Our self funding relative was almost an hour away. Luckily we all drive.

Julen7 · 01/04/2025 20:17

Sammy900 · 01/04/2025 19:59

Is there some sort of old age insurance policy that you could pay into later on in life? Like life insurance when you have a mortgage.

You could take that out if you needed to pay for care or if not...well that's the risk.

At least then it doesn't eat into everything you've earned and assets you'd rather pass down to your family / children.

I think I googled this out of curiosity a few years ago and there wasn't anything that existed it might be different now.

Apparently there is, a poster earlier in the thread mentioned it. They said it was costly though.

MaturingCheeseball · 01/04/2025 20:18

yes @Cosyblankets dh visited masses of nursing homes. Each one wanted an assessment of mil, and all except one said no. Meanwhile mil was “bed blocking” in hospital and the hospital were threatening legal action against her family unless she was moved.

The poster who suggested that care home fees are saved if you look after your parent yourself…. Well, I challenge you to take on a large aggressive lady who is doubly incontinent and has no sense of night and day.
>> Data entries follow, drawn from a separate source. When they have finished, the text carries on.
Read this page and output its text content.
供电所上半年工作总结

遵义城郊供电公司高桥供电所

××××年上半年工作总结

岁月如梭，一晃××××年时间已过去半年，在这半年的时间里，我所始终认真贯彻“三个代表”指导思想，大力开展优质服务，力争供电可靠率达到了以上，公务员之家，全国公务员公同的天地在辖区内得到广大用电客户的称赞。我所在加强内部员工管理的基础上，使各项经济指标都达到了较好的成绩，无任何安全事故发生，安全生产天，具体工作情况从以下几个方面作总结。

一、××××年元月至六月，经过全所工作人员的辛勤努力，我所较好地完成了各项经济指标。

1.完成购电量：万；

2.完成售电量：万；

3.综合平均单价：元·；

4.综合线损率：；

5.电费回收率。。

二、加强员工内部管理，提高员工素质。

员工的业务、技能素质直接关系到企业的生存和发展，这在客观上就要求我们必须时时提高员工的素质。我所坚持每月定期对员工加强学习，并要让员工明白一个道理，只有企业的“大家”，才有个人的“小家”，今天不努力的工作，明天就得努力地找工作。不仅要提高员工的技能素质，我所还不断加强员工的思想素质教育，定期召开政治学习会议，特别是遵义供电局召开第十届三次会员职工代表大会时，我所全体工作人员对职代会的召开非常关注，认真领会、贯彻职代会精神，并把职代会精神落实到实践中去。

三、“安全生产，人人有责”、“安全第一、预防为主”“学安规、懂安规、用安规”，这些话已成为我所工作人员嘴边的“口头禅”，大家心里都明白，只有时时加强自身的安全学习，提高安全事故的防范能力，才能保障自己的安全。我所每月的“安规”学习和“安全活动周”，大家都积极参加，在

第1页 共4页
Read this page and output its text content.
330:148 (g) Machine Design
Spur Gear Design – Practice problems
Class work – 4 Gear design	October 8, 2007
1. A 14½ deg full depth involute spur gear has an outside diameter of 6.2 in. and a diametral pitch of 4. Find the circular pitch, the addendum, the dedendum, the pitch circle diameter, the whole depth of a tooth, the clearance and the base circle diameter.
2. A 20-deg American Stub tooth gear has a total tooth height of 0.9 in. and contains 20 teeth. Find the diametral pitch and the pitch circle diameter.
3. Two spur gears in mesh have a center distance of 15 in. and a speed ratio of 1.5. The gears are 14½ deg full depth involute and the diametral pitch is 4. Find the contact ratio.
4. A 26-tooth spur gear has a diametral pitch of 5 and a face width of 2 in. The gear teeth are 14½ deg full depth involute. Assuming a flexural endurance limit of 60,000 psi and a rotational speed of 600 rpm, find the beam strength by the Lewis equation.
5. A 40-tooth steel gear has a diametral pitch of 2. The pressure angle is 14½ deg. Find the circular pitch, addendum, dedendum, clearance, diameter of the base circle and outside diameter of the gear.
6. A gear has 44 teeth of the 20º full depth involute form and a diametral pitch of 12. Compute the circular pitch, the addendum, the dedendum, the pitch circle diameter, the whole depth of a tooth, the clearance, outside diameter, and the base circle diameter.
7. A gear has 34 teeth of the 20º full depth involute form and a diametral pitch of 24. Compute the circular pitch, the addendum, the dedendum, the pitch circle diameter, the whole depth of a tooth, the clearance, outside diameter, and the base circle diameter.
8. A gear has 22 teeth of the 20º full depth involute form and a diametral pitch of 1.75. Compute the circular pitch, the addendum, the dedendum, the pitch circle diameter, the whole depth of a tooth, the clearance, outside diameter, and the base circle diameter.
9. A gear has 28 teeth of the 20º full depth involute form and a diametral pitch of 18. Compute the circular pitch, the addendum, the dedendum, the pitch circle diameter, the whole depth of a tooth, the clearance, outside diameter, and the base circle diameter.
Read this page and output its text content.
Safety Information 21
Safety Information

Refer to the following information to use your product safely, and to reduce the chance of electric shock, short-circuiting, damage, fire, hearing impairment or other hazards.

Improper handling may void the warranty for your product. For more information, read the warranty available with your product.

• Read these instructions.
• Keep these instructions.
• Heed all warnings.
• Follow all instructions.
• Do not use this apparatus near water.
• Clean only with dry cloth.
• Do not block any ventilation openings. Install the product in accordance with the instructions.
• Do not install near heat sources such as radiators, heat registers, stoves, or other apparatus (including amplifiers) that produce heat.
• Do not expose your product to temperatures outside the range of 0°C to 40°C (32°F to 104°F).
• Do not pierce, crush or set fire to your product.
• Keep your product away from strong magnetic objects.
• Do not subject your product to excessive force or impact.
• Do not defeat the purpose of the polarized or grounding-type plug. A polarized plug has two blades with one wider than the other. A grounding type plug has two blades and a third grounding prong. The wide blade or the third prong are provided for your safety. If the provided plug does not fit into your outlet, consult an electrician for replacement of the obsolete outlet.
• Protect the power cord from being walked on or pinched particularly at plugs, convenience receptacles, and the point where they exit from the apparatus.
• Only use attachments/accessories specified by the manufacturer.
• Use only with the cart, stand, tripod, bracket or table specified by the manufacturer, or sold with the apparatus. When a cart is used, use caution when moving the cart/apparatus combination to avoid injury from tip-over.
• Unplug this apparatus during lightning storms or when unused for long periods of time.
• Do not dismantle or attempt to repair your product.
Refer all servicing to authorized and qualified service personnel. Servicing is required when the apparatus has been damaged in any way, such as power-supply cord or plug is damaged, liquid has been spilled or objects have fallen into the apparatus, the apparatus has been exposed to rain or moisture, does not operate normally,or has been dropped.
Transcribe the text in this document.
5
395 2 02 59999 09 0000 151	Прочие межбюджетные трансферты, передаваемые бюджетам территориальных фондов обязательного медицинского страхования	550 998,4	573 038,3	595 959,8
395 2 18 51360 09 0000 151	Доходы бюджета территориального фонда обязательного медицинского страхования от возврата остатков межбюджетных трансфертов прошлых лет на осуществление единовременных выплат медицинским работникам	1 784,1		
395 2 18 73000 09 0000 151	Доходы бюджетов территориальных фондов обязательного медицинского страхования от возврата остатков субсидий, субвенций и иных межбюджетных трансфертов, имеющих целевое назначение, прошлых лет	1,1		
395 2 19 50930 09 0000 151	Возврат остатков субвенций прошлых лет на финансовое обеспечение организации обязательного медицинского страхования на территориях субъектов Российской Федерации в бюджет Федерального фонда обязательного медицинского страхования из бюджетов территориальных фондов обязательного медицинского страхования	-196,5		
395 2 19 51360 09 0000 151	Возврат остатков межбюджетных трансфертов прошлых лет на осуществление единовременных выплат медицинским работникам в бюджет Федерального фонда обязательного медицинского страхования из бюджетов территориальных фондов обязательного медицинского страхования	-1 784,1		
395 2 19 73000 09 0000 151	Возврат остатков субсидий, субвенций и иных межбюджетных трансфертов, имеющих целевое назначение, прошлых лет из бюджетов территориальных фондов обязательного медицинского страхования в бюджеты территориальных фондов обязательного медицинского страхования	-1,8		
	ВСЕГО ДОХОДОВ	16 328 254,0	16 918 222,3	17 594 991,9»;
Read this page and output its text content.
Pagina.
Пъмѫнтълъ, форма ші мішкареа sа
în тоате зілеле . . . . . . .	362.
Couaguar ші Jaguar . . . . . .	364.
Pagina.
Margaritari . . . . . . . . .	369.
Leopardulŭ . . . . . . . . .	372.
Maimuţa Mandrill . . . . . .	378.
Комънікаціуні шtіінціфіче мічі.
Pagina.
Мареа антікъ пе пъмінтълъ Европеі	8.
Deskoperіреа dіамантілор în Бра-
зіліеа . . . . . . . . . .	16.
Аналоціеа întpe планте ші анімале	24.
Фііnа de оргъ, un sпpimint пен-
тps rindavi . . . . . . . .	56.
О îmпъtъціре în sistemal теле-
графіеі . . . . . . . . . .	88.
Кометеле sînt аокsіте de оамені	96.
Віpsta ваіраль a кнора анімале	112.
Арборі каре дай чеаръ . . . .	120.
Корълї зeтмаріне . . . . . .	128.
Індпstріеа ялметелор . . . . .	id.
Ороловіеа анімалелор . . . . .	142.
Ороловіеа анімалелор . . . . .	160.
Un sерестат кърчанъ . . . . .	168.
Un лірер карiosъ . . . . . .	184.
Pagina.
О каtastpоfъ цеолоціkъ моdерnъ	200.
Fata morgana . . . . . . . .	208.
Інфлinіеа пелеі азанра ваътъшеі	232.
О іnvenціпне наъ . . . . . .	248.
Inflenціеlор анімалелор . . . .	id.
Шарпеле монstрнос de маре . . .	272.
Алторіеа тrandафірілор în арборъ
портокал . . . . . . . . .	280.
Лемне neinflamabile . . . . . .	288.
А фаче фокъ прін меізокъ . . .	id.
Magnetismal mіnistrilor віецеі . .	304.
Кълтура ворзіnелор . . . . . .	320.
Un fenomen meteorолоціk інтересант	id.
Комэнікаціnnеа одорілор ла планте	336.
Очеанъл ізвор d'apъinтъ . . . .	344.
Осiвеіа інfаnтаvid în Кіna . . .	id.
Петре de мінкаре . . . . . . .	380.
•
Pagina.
Or who you are or who she is.

BeyondMyWits · 01/04/2025 20:22

MIL is in a nursing home with a cocktail of dementias and breathing, and heart, and diabetes, and gut issues. She is doubly incontinent and bedbound. She does not get continuing care paid for by the nhs despite her many nursing needs.

She lives there now, being taken care of around the clock - she doesn't need a house. If her (not very large amount of) money can make her more comfortable as she dies, then so be it. She's not coming out of there alive, and neither I, nor my husband are capable of, or prepared to, provide that level of care.